Chief Technician N/C
Cheese Operations
Kraft Canada Inc.
Ingleside, Ont.

V (613) 537-8069
F (613) 537-8044
[email protected]
Because, 2-wire transmitters (no external power supply) use the 4mA signal to energize the transmitter.

In Europe, people prefer 0-20mA, because it is possible (with new technology) to "energize" the transmitter with "almost zero" power.

In the US, 4-20mA is a standard signal.

Jim Pinto
email : [email protected]
San Diego, CA., USA

C. Ward Yelverton

Also loop powered devices and indicators won't work with 0-mA. 4-mA establishes a minimum power availability to all devices on the loop.

Michael R. Batchelor

The minimum power availbility is just a freebie. (An important one to be sure.) The 4-20 ma is reminicient of the older 3-15 psi signals. The live zero gives an indication that the loop is broken by indicating 25% below zero if there is no signal.
Yes, but also the 4 to 20 mA allows for a low cost diagnostic for broken wire or lack of power supply. 0 mA is not the beginning of the scale, but a signal of malfunction.

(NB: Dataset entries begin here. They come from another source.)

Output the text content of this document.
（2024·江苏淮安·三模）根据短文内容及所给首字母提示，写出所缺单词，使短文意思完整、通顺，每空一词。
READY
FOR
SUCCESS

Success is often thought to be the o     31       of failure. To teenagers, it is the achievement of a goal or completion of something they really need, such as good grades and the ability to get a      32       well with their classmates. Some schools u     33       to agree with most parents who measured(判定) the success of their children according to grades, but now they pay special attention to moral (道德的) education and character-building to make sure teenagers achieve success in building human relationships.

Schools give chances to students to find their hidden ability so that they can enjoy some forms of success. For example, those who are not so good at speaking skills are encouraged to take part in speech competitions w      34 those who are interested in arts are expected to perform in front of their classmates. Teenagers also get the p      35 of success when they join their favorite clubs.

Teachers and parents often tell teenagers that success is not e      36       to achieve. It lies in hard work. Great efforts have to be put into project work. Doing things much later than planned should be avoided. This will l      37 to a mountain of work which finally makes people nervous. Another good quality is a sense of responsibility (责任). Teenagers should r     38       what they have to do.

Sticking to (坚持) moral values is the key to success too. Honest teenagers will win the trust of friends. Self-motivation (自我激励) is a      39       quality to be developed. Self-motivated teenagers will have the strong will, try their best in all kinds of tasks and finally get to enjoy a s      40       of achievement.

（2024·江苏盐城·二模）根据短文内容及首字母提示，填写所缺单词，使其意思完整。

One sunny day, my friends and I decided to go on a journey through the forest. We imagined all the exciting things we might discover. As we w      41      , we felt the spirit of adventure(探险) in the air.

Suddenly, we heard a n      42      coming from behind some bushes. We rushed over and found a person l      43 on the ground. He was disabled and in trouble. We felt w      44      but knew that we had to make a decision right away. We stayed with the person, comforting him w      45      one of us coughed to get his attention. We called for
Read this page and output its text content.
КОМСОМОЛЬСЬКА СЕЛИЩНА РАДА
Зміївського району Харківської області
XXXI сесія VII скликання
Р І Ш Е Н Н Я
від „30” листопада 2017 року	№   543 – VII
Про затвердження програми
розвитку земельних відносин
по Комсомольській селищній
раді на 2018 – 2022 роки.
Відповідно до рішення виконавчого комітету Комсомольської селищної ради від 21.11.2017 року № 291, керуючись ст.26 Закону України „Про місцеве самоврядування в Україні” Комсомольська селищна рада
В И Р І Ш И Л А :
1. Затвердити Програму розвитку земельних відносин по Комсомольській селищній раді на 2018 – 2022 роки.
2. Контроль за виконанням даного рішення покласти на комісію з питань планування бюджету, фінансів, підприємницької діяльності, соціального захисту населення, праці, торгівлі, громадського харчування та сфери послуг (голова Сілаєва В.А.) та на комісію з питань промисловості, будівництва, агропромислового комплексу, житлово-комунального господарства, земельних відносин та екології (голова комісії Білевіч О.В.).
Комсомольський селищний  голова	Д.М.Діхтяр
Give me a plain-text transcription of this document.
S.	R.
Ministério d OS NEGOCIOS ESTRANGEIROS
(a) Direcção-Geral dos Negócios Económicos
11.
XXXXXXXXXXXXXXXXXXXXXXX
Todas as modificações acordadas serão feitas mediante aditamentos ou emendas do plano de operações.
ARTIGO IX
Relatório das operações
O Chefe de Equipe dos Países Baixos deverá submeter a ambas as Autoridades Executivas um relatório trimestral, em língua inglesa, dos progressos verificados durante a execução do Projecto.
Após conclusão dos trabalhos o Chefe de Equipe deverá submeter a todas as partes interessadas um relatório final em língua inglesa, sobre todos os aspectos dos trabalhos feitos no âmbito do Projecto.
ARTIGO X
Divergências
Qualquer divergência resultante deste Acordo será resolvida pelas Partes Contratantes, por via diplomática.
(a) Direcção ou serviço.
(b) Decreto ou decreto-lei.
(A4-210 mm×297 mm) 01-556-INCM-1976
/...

the devices for two wires we can't start from 0 ma because 0 ma means the charge is very high (open circuit). for 4 wires it's better start from 4 ma to know the situation for your devices or wire. this is what I understand during my small experience.


Jeffrey Eggenberger

It also allows for 0 (Zero) ma to be a faulted condition. A nice way to check for an open circuit.

There is no such thing as a natural-born pilot. Chuck Yeager

Jeff Eggenberger


Forget about the 4-20 mA stuff anymore,the future is going to be the Fieldbus( all Digital, bi-directional communication) devices/systems.